THE HALF DECENT FOOTBALL MAGAZINE

Rioting marred a dramatic final of Africa's Champions League, a competition that struggles in comparison to its European namesake and shares some of its drawbacks. Chris Taylor reports

It was not perhaps the showpiece culmination to the year that the Confederation of African Football (CAF) had hoped for. The Cairo Stadium was full to bursting, with Egypt’s President Hosni Mubarak on hand to present the Champions League trophy to the winning team in the presence of massed ranks of dignitaries, and the match itself was certainly exciting. But the occasion ended in mayhem as the victorious Etoile du Sahel players were pelted with missiles and attacked by a mutinous crowd. And by the dignitaries. And the gentlemen of the press. At least no one could accuse them of not taking the competition seriously enough.

Few gave Tunisia’s Etoile much chance of victory after they drew the first leg of the final against Al-Ahly 0-0 at home in Sousse. Al-Ahly – along with Zamalek, one of Egypt’s two biggest clubs – have enjoyed a glittering period of success under their Portuguese coach, Manuel José. Over three years they had lifted an impressive 12 trophies. Now they had the chance to be crowned African champions for the third season running. Their victims in the final two years earlier had been Etoile.

Come the second leg, Al-Ahly, roared on by a fiercely partisan crowd, hit the woodwork twice but things started to go wrong for the hosts when the Etoile striker Afouène Gharbi scored in first-half injury time. Emad el-Nahas equalised in the 49th minute with a header but was sent off 11 minutes later for a professional foul. Seeing their title slipping away on the away-goals rule, ten-man Al-Ahly pressed forward in search of a goal and had two penalty appeals turned down. But three minutes into injury time the teenage striker Amine Chermiti added a second for Etoile and there was still time before the final whistle for Moussa Narry to rub it in with a third. Cue the violence, as the crowd attacked the winners and their own team with anything to hand.
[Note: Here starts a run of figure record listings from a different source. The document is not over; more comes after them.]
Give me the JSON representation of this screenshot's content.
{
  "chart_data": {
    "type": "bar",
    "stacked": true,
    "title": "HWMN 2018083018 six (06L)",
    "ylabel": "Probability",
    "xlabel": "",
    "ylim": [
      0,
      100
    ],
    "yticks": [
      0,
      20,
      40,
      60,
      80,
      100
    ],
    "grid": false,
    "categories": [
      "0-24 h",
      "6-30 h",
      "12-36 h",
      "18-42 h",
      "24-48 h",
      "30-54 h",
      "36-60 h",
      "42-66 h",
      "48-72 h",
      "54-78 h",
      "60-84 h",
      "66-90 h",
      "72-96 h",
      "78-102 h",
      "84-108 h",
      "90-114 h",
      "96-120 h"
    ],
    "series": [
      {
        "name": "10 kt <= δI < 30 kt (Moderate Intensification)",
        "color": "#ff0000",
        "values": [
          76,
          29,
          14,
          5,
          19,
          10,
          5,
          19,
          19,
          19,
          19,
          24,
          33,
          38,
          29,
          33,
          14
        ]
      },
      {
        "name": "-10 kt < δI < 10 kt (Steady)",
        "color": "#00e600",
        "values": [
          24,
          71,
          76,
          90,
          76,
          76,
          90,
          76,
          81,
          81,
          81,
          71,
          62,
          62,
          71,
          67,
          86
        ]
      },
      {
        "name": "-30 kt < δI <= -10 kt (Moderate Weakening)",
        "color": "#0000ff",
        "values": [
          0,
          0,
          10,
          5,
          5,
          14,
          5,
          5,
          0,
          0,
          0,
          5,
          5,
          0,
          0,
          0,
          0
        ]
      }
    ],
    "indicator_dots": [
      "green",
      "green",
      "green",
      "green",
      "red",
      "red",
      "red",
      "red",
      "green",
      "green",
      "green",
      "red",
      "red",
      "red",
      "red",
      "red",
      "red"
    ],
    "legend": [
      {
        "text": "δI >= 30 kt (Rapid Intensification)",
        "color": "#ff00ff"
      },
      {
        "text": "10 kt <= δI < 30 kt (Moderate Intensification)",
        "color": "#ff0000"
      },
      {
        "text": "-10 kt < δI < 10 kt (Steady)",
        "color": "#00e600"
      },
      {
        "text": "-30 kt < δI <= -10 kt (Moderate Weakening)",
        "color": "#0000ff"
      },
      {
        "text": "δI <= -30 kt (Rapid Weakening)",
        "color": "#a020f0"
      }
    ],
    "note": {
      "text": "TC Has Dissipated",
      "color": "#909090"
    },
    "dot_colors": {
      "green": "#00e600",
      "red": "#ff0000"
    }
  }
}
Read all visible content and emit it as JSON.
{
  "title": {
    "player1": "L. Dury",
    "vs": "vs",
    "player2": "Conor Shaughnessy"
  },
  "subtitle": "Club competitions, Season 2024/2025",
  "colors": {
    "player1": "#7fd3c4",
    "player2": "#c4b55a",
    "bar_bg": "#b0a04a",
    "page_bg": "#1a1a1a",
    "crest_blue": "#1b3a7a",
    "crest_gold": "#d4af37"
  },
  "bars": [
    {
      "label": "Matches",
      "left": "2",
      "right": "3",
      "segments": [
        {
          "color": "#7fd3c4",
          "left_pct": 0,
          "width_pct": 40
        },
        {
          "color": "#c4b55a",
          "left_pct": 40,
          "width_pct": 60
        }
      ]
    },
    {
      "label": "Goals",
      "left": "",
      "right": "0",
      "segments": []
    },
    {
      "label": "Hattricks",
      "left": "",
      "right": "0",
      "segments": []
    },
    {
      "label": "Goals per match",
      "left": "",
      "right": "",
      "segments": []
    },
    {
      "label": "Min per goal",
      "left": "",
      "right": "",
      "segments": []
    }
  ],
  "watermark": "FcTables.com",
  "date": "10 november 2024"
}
For the Etoile players, victory was all that mattered. “My happiness cannot be described,” Gharbi said. “We have proved all the speculation wrong. All those who said Al-Ahly had a 70 per cent chance of winning were wrong.” José, who was physically attacked by his own team’s fans after the final whistle, railed against the refereeing in both legs. “In such a decisive game one mistake could make a difference,” he said, “but when the referees rule out three penalties for you, I think it is a disgrace.” CAF disagreed, praising the officials.

The 2007 edition of the Champions League, Africa’s top club competition, had an initial entry of 60 clubs, from the Seychelles’ Anse Réunion in the east to Gambia Port Authority in the west and from Mamelodi Sundowns in South Africa to Algeria’s Jeunesse Kabylie. But by the time it got down to the last-eight group stage, only Ivory Coast’s ASEC Mimosas prevented a clean sweep by north African teams, reflecting their leagues’ superior organisation and financial power.

The format, adopted in 1997, mimics its European equivalent (it began in 1964 as the Champions Cup). The official name is now the MTN Champions League thanks to a sponsorship tie-in with the continent’s biggest mobile-phone company. The deal is big for Africa but small by European standards: MTN is giving CAF $12.5 million (£6m) over four years.

In October CAF signed a long-term media deal with the SportFive rights agency, including $5m a year to screen the Champions League. The problem is not so much the modest price for the rights but the fact that Africans can just as easily watch the UEFA Champions League, the major European leagues and even South American football, which are not only of a higher standard but also feature Africa’s top players.

To some extent the competition has raised the profile of domestic African leagues but, like the European version, it has also had the effect of making the rich richer, with the big north African clubs able to import talent. Africa’s most populous country, Nigeria, has one of the stronger leagues, with many clubs financially supported by state governments or large companies, but it also faces difficulties common to other countries.

Tunde Oyedele, a former international player, told Nigeria’s The News recently that the league had “improved tremendously” but listed some persistent “shortcomings”. “The stands are still empty during league matches, the referees are also not helping matters because of their biased officiating. Violence is also prevalent at match venues. So, we still have a long way to go.” He might have mentioned politics: Nigerian football has been paralysed this season by a power struggle between the league (NFL) and the football association (NFA), ostensibly over who should appoint referees.

Although north African teams have dominated the competition in recent years, west African teams won in 1998 (ASEC, Ivory Coast), 2000 (Hearts of Oak, Ghana), 2003 and 2004 (both Enyimba, Nigeria). The big underachievers are South African teams, who have yet to win since first entering in 1993. In an effort to “raise the level and give more importance to national championships”, according to CAF’s president, Issa Hayatou, next year will see the launch of a biennial African Nations Championship solely for players playing their club football in Africa. Etoile have their own chance to raise African football’s profile when, as a result of their win in Cairo, they take part in the Club World Championship in Japan. Their chances of beating last year’s third place for Al-Ahly, though, must be some way short of 70 per cent.